By David Sali –
When Westboro resident Maher Arar was searching for the perfect place to open a new co-working space in Ottawa, he didn’t have to look far.
Arar, who opened his first facility to house temporary office workers in early 2018 in Vanier, found the ideal space right in his own backyard on the second floor of a commercial building at 371A Richmond Rd., next to trendy children’s clothing retailer West End Kids and across the street from Mountain Equipment Co-Op.
The 2,500-square-foot venue, known as Coworkly, officially opens on Sept. 3. It features space for about 15 workers in a common area as well as a couple of private offices with half a dozen dedicated desks. Tenants can rent space by the day or the month, park their laptops at an empty desk and come and go as they please.
“Our strategy is to go closer to where people live,” says Arar, who lives just a five-minute walk from the newest Coworkly location. “We’re going to help people hopefully save on commute time.”
The veteran entrepreneur says he hopes the space becomes a breeding ground for cool new business ideas that one day turn into the capital’s next great wave of companies.
“I want the incubation and the business advice and the help to happen organically and naturally here,” he explains. “Here, we want to make sure that everyone knows everyone else’s first name at least, if not their life story.”
The site isn’t meant for “people in suits,” Arar elaborates, but rather for the roll-up-your-sleeve type of founders who want to build companies from the ground up. He has plenty of them at his Vanier location, he notes, and is hoping to create the same kind of vibe in Westboro.
“Those are people in the trenches,” he says. “They’re not people who are going to teach you theory. This is the kind of dynamics I want to recreate here. The space is part of the story. The community is the bigger story.”
Although the co-working movement is gaining momentum in Ottawa ?– real estate services firm CBRE estimates more than 300,000 square feet of facilities aimed at temporary workers are either already operating or soon to be launched in the National Capital Region ?– no such spaces existed in Westboro until now.
Westboro Village BIA executive director Michelle Groulx says the neighbourhood was long overdue for a venture like Arar’s.
“For the professional or the freelancer or very small business, there is nothing available in Westboro Village,” she says. “You know that people want to come because you see all these coffee shops that are full of people with laptops. When you see all of those people now have a space to go to, obviously they come to Westboro Village because it’s a great vibe, but also to get out of their homes and interact with other people.”
Like most of its competitors in the increasingly crowded co-working space, Coworkly offers a range of services such as WiFi, kitchen space and private phone booths targeted at the growing number of freelancers, consultants, contractors and other “on-demand” workers who don’t have regular offices.
Monthly plans at his Vanier location start at $100 a month for part-time members, rising to $200 for full-time members with unlimited daytime visiting privileges.
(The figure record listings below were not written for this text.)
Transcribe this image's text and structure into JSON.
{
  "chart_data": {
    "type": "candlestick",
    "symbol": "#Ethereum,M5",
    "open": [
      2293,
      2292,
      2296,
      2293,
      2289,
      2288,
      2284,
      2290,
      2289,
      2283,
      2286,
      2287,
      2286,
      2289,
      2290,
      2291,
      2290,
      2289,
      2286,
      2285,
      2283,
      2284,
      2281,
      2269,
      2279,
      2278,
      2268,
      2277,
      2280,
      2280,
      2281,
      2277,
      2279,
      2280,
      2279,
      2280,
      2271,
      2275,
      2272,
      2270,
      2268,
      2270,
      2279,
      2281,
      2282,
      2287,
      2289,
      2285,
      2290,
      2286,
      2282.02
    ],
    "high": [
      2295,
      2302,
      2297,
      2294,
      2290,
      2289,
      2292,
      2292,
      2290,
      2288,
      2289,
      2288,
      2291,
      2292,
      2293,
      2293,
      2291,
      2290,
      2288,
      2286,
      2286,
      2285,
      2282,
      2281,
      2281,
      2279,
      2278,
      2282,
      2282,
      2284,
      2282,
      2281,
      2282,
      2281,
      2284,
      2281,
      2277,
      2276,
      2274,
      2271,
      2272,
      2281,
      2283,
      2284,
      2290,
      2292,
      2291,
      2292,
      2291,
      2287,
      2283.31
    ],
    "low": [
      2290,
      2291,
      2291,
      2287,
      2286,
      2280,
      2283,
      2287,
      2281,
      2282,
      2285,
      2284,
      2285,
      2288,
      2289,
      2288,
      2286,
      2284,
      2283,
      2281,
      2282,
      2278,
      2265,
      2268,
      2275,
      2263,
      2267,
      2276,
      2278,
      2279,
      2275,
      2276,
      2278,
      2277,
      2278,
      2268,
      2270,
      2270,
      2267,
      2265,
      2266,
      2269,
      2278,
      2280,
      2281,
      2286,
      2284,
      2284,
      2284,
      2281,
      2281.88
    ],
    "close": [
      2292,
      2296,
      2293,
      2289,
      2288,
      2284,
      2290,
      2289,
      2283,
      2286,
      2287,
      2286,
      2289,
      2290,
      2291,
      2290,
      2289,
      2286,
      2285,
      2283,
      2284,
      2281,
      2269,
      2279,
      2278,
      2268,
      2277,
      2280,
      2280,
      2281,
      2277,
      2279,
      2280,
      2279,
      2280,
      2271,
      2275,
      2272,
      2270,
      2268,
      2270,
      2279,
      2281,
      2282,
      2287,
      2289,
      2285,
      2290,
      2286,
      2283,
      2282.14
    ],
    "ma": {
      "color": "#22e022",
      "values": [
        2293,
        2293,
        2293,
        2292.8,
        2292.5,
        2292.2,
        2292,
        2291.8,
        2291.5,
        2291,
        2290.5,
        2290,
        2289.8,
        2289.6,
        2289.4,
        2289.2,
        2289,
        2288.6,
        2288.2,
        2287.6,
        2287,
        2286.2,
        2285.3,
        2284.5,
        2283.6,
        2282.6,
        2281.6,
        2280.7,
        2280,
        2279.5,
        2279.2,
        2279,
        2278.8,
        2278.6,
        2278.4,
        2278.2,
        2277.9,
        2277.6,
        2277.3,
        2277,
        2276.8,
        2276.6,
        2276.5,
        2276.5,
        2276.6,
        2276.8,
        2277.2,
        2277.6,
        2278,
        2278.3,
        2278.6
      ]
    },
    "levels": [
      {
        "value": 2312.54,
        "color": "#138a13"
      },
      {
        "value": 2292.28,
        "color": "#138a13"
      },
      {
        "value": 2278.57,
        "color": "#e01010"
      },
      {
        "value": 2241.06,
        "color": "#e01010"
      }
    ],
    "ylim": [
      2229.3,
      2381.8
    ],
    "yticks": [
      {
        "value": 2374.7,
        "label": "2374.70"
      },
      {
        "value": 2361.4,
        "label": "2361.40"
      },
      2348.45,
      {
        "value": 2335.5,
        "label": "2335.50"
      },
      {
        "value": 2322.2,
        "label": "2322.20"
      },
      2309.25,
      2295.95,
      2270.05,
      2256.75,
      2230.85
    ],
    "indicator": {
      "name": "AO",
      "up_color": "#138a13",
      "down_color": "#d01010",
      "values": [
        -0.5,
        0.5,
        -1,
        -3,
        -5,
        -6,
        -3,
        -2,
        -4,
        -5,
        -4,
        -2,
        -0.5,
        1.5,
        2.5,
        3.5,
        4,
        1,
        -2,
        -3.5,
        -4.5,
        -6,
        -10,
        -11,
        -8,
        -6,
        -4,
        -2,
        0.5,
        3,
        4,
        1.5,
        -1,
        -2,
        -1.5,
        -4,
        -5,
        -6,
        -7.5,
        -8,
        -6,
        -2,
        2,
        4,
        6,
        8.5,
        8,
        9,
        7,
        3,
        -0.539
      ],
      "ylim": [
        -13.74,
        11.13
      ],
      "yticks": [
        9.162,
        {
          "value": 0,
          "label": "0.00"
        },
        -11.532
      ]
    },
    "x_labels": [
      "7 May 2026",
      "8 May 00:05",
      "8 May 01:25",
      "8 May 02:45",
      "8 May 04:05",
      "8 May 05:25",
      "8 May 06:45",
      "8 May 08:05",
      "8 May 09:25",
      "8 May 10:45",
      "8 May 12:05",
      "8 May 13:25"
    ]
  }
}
Private office space starts at $1,000 a month for four-member team, while individuals can also purchase day passes for $20.
Conceding that co-working is a “tough business,” Arar says smaller operations such as his have to find ways of differentiating themselves from multinational giants that include Switzerland-based International Workplace Group, which is set to open 75,000 square feet of new co-working space downtown at 66 Slater St. this fall under its Spaces banner.
But he believes Coworkly has the right formula to go head-to-head against the big boys and win. He’s already planning to take over another 2,500 square feet of adjacent space next spring and eventually hopes to occupy the entire second floor at 371A Richmond, which covers about 7,500 square feet.
“We are trying to be different,” he says. “The space, I would say, is just 20 per cent of the entire story. The other 80 per cent is community, how you operate, how you market, how you brand yourself. We’re trying to build a homogeneous community.”